Victor Meldrew Strikes Again

by Pseud O'Nym

The BBC today carries the laughably absurd story that,

 Coronavirus: ‘One billion’ could become infected worldwide – report’

 Which then goes onto add, in case you missed it the first time.

One billion people could become infected with the coronavirus worldwide unless vulnerable countries are given urgent help, an aid group has warned.

The IRC’s report, which is based on models and data from the World Health Organization (WHO) and Imperial College London, estimated there could be between 500 million and one billion infections globally.

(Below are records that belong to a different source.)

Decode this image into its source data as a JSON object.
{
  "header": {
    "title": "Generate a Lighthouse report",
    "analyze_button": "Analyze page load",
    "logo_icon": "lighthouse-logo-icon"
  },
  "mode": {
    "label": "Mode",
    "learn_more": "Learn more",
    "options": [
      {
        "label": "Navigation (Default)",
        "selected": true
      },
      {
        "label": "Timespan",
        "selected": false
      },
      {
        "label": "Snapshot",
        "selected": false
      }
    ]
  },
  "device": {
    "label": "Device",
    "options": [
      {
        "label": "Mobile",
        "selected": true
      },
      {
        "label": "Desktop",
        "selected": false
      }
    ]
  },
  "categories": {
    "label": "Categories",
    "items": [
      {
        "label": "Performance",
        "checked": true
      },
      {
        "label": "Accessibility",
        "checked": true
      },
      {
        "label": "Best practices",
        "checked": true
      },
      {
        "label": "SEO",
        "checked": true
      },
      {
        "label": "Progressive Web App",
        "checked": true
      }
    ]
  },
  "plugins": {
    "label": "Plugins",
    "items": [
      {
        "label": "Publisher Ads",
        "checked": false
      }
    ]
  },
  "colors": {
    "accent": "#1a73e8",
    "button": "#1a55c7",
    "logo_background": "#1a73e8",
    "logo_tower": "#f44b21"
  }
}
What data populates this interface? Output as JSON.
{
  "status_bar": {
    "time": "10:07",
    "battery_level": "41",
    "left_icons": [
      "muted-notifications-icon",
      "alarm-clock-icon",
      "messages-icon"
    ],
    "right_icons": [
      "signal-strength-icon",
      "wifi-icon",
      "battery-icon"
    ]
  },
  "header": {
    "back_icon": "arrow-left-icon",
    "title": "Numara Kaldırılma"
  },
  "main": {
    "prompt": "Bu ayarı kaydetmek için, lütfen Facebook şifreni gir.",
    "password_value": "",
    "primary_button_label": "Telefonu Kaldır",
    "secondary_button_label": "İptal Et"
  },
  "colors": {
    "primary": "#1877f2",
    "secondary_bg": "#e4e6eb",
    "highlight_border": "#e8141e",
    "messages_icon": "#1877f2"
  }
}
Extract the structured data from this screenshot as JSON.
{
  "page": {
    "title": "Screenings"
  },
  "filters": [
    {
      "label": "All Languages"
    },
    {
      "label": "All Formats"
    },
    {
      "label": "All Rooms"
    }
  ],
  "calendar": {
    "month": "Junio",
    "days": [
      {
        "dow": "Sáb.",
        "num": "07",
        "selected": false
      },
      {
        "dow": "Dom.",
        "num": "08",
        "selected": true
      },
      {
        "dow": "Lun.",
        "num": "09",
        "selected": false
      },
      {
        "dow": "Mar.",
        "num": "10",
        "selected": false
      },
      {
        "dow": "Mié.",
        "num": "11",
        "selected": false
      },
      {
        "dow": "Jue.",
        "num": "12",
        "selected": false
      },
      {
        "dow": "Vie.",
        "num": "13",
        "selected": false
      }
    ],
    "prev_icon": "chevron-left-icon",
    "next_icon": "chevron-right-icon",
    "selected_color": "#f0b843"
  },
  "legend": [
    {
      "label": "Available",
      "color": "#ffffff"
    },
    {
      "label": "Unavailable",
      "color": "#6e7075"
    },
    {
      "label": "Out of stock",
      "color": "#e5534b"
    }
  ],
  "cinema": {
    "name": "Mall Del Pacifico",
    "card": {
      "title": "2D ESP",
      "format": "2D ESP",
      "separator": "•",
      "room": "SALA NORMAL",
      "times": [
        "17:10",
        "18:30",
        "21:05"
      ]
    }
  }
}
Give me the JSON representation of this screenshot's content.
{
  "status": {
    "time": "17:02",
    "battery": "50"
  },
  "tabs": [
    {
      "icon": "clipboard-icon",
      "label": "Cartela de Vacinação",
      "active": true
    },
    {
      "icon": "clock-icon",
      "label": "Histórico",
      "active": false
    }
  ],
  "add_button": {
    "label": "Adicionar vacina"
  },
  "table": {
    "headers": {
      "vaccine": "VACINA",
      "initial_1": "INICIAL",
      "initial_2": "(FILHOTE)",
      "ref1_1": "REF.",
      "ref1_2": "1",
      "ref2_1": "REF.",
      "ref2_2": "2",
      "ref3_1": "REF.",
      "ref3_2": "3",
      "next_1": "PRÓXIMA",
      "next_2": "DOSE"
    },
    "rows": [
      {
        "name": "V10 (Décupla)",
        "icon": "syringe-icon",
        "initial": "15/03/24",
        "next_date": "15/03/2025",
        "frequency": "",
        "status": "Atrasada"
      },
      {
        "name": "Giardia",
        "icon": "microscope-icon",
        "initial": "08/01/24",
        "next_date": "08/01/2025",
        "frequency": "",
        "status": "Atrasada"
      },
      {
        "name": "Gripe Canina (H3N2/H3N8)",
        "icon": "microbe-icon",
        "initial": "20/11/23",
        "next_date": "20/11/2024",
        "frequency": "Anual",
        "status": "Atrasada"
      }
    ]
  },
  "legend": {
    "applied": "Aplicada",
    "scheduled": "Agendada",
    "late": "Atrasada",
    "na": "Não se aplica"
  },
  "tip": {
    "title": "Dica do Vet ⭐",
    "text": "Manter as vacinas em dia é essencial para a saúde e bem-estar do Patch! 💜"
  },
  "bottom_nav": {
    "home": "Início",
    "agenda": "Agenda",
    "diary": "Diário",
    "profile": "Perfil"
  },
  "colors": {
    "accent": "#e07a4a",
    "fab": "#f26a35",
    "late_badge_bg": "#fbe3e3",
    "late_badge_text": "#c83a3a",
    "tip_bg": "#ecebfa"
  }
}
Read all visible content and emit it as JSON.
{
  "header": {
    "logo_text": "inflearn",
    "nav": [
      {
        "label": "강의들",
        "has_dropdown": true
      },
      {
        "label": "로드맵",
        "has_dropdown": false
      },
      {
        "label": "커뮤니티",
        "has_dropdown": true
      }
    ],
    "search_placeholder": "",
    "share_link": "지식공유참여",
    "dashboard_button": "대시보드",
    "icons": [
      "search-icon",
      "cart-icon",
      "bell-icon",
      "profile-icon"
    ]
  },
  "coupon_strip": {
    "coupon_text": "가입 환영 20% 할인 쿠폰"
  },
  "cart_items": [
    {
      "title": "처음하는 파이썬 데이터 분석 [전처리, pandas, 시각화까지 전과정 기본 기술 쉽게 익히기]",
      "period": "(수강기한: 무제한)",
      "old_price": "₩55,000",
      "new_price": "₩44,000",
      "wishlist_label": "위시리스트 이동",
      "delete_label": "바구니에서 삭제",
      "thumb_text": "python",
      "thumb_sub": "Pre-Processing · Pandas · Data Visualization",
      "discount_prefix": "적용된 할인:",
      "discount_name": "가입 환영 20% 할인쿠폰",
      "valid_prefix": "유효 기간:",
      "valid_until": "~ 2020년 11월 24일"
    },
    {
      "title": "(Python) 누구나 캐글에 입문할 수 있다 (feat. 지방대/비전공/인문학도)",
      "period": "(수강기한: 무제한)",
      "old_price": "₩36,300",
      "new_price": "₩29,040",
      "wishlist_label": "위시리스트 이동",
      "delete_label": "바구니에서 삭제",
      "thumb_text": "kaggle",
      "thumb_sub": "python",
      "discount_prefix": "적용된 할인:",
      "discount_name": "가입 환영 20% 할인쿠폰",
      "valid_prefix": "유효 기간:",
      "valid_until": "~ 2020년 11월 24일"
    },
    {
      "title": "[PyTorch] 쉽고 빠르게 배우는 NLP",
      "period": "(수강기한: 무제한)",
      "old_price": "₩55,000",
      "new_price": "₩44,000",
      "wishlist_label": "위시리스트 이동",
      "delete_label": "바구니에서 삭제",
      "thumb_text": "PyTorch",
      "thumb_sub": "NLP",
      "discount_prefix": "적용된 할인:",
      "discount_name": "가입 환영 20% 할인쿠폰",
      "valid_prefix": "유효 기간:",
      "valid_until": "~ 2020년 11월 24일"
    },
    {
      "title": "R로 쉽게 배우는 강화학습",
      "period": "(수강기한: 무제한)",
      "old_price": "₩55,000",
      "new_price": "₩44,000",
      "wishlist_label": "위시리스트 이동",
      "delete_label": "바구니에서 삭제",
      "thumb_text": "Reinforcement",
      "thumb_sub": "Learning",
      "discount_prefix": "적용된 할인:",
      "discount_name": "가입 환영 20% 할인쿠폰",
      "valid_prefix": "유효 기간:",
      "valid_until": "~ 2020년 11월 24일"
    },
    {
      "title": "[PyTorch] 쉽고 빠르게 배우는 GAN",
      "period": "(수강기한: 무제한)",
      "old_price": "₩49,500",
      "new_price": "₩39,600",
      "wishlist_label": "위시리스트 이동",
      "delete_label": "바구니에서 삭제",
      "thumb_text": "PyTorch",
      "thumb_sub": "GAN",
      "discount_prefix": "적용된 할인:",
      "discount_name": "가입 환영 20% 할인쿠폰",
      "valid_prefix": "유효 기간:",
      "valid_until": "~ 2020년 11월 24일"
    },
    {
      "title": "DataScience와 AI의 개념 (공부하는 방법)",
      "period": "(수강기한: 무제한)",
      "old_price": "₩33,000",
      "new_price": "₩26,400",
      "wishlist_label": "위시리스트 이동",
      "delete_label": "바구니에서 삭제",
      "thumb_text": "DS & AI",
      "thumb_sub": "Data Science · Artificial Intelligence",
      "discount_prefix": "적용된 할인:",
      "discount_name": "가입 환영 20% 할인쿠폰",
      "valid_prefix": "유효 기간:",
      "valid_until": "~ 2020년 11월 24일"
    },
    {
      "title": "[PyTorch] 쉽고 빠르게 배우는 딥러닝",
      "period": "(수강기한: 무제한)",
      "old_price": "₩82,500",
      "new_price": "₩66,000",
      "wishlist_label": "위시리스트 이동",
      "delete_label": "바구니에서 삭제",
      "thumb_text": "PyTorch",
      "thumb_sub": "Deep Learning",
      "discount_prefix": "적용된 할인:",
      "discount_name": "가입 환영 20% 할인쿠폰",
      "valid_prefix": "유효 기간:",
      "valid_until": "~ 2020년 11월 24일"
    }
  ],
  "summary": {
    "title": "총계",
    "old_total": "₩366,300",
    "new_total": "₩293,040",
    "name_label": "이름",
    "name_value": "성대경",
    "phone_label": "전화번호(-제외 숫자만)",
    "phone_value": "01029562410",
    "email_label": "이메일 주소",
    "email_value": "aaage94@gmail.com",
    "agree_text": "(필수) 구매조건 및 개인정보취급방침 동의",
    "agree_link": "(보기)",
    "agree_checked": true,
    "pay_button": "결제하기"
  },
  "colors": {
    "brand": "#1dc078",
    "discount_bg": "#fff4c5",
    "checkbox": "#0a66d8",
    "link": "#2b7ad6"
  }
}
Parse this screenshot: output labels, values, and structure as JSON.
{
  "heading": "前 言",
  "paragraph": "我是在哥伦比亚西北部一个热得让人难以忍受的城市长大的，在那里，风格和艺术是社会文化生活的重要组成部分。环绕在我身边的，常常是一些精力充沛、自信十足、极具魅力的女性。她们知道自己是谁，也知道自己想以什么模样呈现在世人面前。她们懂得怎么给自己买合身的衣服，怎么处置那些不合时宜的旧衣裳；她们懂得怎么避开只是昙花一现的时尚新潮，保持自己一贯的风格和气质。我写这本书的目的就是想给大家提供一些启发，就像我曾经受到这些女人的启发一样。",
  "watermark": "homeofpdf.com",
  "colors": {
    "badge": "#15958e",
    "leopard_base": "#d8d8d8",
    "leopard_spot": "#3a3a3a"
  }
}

The reason I find this claim laughably absurd is not because I am a demented wrongcock, I am, but that’s not the reason. No it’s because of the use of the words ‘could’ and ‘estimates’. So basically guesswork then. Clever guesswork, to be sure, done by boffins in glasses and sensible shoes, but guesswork nonetheless. How do I know this? Because of this, when it states ‘there could be between 500 million and one billion infections globally.’ That’s some wriggle room they’re giving themselves there.

If I said to LMS that there could be 5 to 10 chocolate biscuits hidden in my cupboard, she’d quite rightly want to know if there were actually between 5 to 10, or only that there could be. There could be more, in which case she’d be delighted but equally there could be less. Words like ‘could’ and ‘estimated’ are like ‘might’, ‘should’ and ‘potential’, things that could just as easily happen as not. Might is maybe, potential is perhaps, and estimated is what a gas bill is. When was the last time you opened a gas bill that calculated the amount based on an estimated reading and thought ‘That seems right.’

The story also carried this

It also said there could be more than three million deaths across dozens of conflict-affected and unstable countries.

“These numbers should serve as a wake-up call,” said the head of the IRC, David Miliband.

Of course they should be. But not in the way our modern day Able thinks. If the global population totals over 7 billion, and a billion is a thousand million, then 3 million something like 0.05%.

On we go with yet another piece of unsurprising news, again from the BBC, that

A third of all coronavirus deaths in England and Wales are now happening in care homes, figures show.

 Office for National Statistics data showed there were 2,000 coronavirus care home deaths in the week ending 17 April, double the previous week.

It brings the total number of deaths in care homes linked to the virus since the start of the pandemic to 3,096.

Whoa, wait, back up there a bit! You don’t mean the care homes that are full of old people, those old people who live in care homes because they need care, the one’s who possibly have underlying health conditions and are therefore much more susceptible to die from this or any other illness anyway. Those ones. What a shock that wasn’t, people who were going to die soon, died sooner!

It does rather astound me, this notion that human life is sacred, that all human lives are somehow equally important. It is both patently absurd, and in this new reality dangerously naïve to assert that, as if it were some inviolate truth, something to never be questioned. Of course they’re not equal. For one thing a child of 8 or 18 has more life in them, more potential than someone who’s 88. And given how were constantly reminded of the need to protect the NHS, shouldn’t one of the ways we can help it, would be not to squander finite resources a finite amount of resources available to the NHS, shouldn’t these prioritised to be used on the most potential for life? This may seem unspeakably harsh to some reading this, but detached and rational thinking is what we need now, not emotion and sentiment clouding our decision-making capability.

If you’ve got this far, you’ll no doubt be wondering what cheerily heart-warming observation he’s going to end on, a bit like Jerry Springer, only without the faux sincerity. The BBC reports that there have been just over 3 million worldwide cases of cornonavirius, of whom nearly 215,00 have died, and almost 870,000 survived. It doesn’t say what the other 1.9 million are doing. Lounging about most likely. The UK fares even better though, with roughly 162,00 cases but only 22,00 deaths. I know my maths are a bit shaky but isn’t that a death rate of less than 10%? And the news just gets better, if we factor into our calculations that a third off all new deaths are happening at care homes. That’s a cause for celebration right there, isn’t it? A killer virus with a death rate of 6 or 7%? Really?

Mind you, if I get the virus and then die, I won’t be so glib then!